Simone Biles posted to her Instagram story on June 6 that she had suffered “one of, if not the scariest experience of my life,” adding plainly, “But almost dying wasn’t on my bingo card earlier this week.” She shared a photo of her wrist with hospital bands, later images of herself resting in bed with her dogs, and a screenshot of her heart rate — then thanked friends and family for checking in.
The detail that makes the post immediate is simple and stark: Biles said she came close to dying and did not provide specifics. She wrote, “I’m not one to normally share things like this because I value privacy in today’s age,” and appended, “I’ve been in bed resting this week, I’ll explain sooner or later but s/o to my close circle who reached out, checked in, visited & or sent flowers. Loooovveeee y’all.” Biles also noted that her husband, Jonathan Owens, was not with her during the ordeal, writing, “Especially since Jonathan (Owens) was in Indy for practices.” Owens signed with the Indianapolis Colts in March.
Biles’ June 6 post included images that underline the seriousness: a hospital-banded wrist photo, a picture of her reclining in bed, and an image of a heart rate readout. For people trying to reconcile the timeline, the gymnast had posted a trampoline backflip video on June 3 — an upbeat clip that makes the later alarm nearly jarring.
Context sharpens why readers care. Biles is not a casual figure in sport: she has 11 Olympic medals and won four medals at the 2024 Summer Olympics in Paris. She has also been unusually candid in recent years about the physical and mental toll of elite gymnastics. In 2021 she withdrew from five events at the Tokyo Olympics after suffering from what gymnasts call the “twisties,” a dangerous loss of aerial spatial awareness. Biles has warned before that those kinds of mental blocks can make competition unsafe; she told reporters after the 2024 Games that her body had “literally collapsed” when she returned to the village.

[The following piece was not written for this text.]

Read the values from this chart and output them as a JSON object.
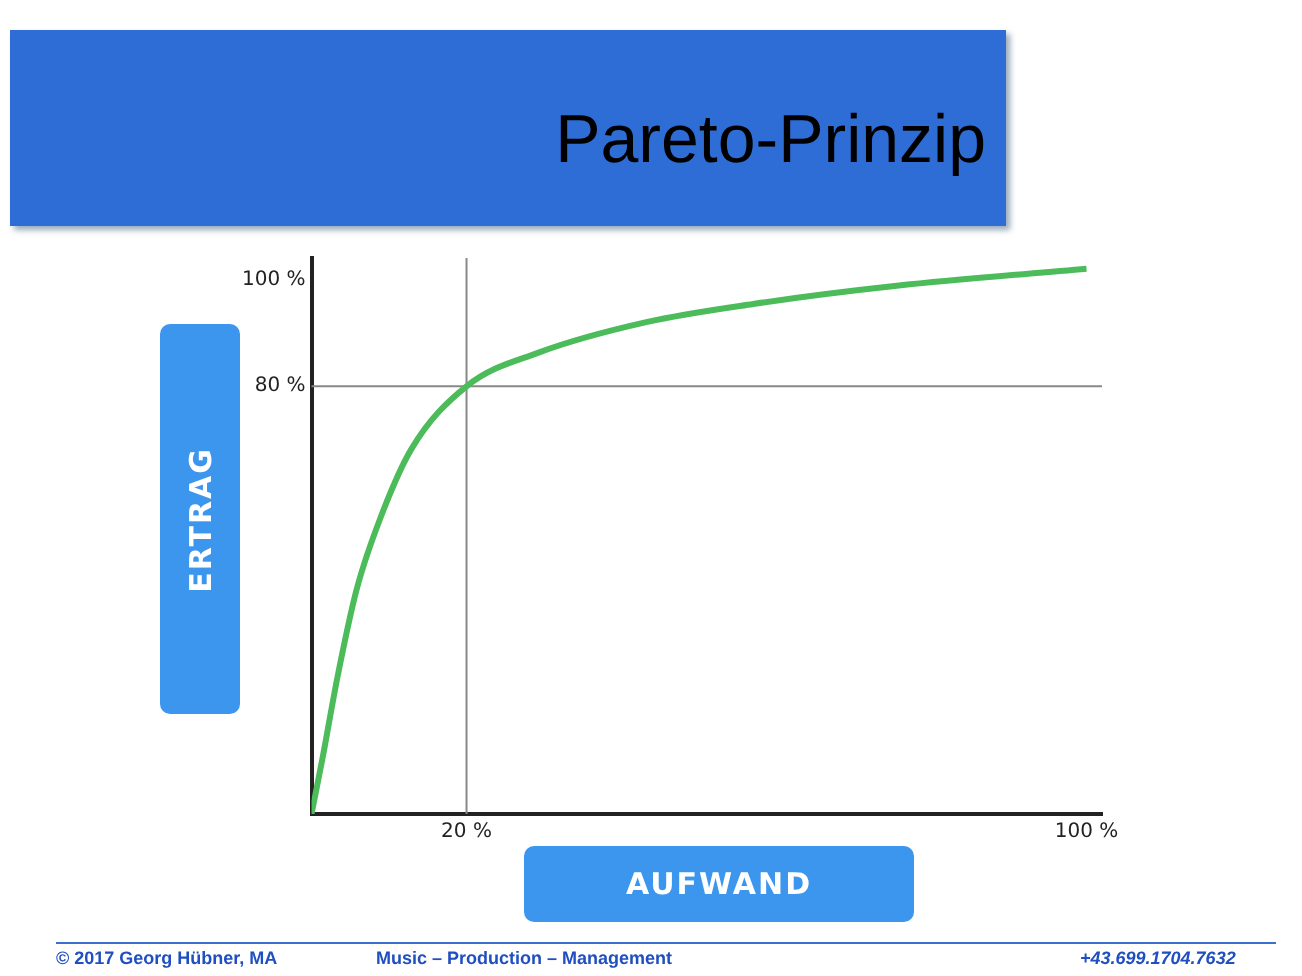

The friction in this story is immediate and human. On June 3 she shared a trampoline backflip; by June 6 she was posting hospital bands and saying she had almost died earlier in the week. She gave no medical diagnosis, no timeline beyond “earlier this week,” and no account of what exactly put her life at risk. That omission matters because Biles chose to name the event in the strongest possible terms — “one of, if not the scariest experience of my life” — while also insisting on privacy and promising a future explanation. Her message both alerts the public and withholds the key fact readers want to know: what happened.
The immediate consequence she made plain is rest. Her images show her in bed, receiving visitors and flowers from a close circle who checked in, and she emphasized recuperation over disclosure. Her promise — “I’ll explain sooner or later” — sets the next beat: further information will come only at her discretion. Until she offers that fuller account, the nature of the medical scare, its causes and its implications for her health and any future public plans remain unresolved.
For now, the clearest facts are that a world-class athlete publicly described a near-fatal event, posted evidence of hospital care and recovery, and asked for space while thanking those close to her. That posture — blunt about danger, guarded about detail — is the story’s ending for today and its hinge for whatever she chooses to reveal next.